Für die merkantile Wertminderung gibt es keine einheitliche gesetzliche Formel. In der Praxis kommen anerkannte Schätzmethoden zum Einsatz – etwa Ruhkopf/Sahm (Prozentsatz von Wiederbeschaffungswert plus Reparaturkosten), die Bremer Formel (nach Fahrzeugalter) oder das Hamburger Modell (nach Laufleistung).

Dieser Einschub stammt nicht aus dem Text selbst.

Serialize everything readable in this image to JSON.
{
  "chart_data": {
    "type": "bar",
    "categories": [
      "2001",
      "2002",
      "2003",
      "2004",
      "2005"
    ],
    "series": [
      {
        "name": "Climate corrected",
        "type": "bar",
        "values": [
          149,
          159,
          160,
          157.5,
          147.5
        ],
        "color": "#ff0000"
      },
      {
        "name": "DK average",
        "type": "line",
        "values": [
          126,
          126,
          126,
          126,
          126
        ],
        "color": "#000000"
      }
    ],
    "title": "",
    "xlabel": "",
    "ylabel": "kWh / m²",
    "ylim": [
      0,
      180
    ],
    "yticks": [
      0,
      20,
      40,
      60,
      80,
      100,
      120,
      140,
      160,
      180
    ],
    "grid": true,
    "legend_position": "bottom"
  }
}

Den belastbaren, gerichtsfesten Wert ermittelt ein Sachverständiger mit der modernen Marktrelevanz- und Faktorenmethode (MFM).
Wer zahlt die merkantile Wertminderung?
Bei einem unverschuldeten Unfall trägt die gegnerische Haftpflichtversicherung die Wertminderung zusätzlich zu den Reparaturkosten – aber nur, wenn sie in einem Gutachten beziffert ist. Ohne unabhängiges Gutachten geht dieser oft vierstellige Anspruch in der Praxis meist verloren.
Ab welchem Fahrzeugalter gibt es keine Wertminderung mehr?
Früher galten starre Grenzen (etwa fünf Jahre oder 100.000 km). Die Rechtsprechung beurteilt das heute flexibel im Einzelfall. Faustregel: Bei jungen Fahrzeugen mit geringer Laufleistung ist die Wertminderung am höchsten, bei alten Fahrzeugen mit hoher Laufleistung entfällt sie meist.
Ist das Ergebnis des Rechners verbindlich?
Nein. Der Rechner liefert eine unverbindliche Orientierung auf Basis vereinfachter Schätzmethoden und ersetzt kein Gutachten. Der genaue, gegenüber der Versicherung durchsetzbare Wert wird im Schadengutachten ermittelt.
Bekomme ich Wertminderung auch bei fiktiver Abrechnung?
Ja. Die merkantile Wertminderung ist ein eigener Anspruch und entsteht unabhängig davon, ob Sie tatsächlich reparieren lassen oder sich den Schaden fiktiv auszahlen lassen.